I have reviewed and used a number of the similar offerings out there and they do not possess the demonstrable virtues of WordPress. I believe that the facts support the position that not only is WordPress the best Blogging software available, but it is also the best available free CMS.

WordPress says:

WordPress is what you use when you want to work with your blogging software, not fight it.

And while that is true as far as it goes, that is far from the whole story.

I would say:

WordPress is what you use when you want to create a dynamic website that is standards compliant, easy to use, and relatively simple to customize. While WordPress may not be the right solution for a huge enterprise, it is more than capable of managing the vast majority of websites.

I work with some guys that have chosen Mambo as their defacto standard when setting up dynamic sites for their clients, and while Mambo is not terrible (well, not as terrible as say eZ publish for example) if you ever have to support users that are trying to navigate Mambo (or Joomla) you will quickly begin to understand that its back-end is not simple for non-techies. Moreover it spits out ugly tables in the source code, you can create a valid xhtml template for Mambo, but when the pages are rendered, they are going to have all those 90’s style nested tables in them.

In stark contrast, the WordPress back-end is simple, even for web newbies to grasp and it allows them to begin running their own websites with very little instruction. And of course, WP only produces the best source code for your site.

When creating themes for WordPress powered site, you can be sure that WP is not going to spit out anything inside of your theme that is going to interfere with your commitment to web standards. If you want to know why I think a standards compliant site is important read this but suffice to say that there is a right way to do things and a wrong way. Creating sites that validate is the right way to do things, and the creators of WordPress understand this is at the core of their thinking.

With version 2.0, WP has introduced features like User management, which makes it suitable as a CMS and not just a blogging platform. User management works by allowing you to create different user-levels. This in turn allows you to control access to different features. For example, one user can edit content in certain areas and not others, can edit but not create a post, etc.

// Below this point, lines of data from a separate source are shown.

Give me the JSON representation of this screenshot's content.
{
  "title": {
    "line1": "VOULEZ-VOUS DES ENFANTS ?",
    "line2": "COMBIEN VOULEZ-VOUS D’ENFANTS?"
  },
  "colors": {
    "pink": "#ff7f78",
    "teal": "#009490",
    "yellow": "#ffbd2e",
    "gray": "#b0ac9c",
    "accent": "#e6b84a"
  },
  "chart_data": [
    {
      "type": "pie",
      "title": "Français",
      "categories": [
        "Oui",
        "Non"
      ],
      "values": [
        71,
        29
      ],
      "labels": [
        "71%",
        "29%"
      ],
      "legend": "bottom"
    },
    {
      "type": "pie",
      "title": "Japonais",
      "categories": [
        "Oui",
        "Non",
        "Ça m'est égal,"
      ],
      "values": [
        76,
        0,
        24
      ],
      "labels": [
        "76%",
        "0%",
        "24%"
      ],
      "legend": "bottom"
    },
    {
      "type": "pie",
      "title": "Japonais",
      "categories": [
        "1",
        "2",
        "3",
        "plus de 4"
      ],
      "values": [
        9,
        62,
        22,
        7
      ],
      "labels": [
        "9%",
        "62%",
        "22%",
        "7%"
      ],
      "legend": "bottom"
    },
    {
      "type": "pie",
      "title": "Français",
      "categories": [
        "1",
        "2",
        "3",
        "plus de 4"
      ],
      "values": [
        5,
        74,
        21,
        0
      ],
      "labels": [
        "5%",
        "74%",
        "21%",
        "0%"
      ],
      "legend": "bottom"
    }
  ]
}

Since WP’s roots are in blogging, you get all of the tools associated with blogging in addition to the standard CMS tools. Features such as comments, trackbacks, pings, etc. allow your site to take advantage of all the things that blogs have been doing for years. You can read why I think that blogs are more than weblogs here.

But you say you want a website, not a blog. No problem. Instead of creating posts, you create pages. WP allows you to create web pages just like a “standard website” but you get all of the advantages of having the underlying WP platform goodies. Nobody said that you have to use WordPress to publish a traditional blog with posts in reverse chronological order use it however you want, I just suggest that you use it.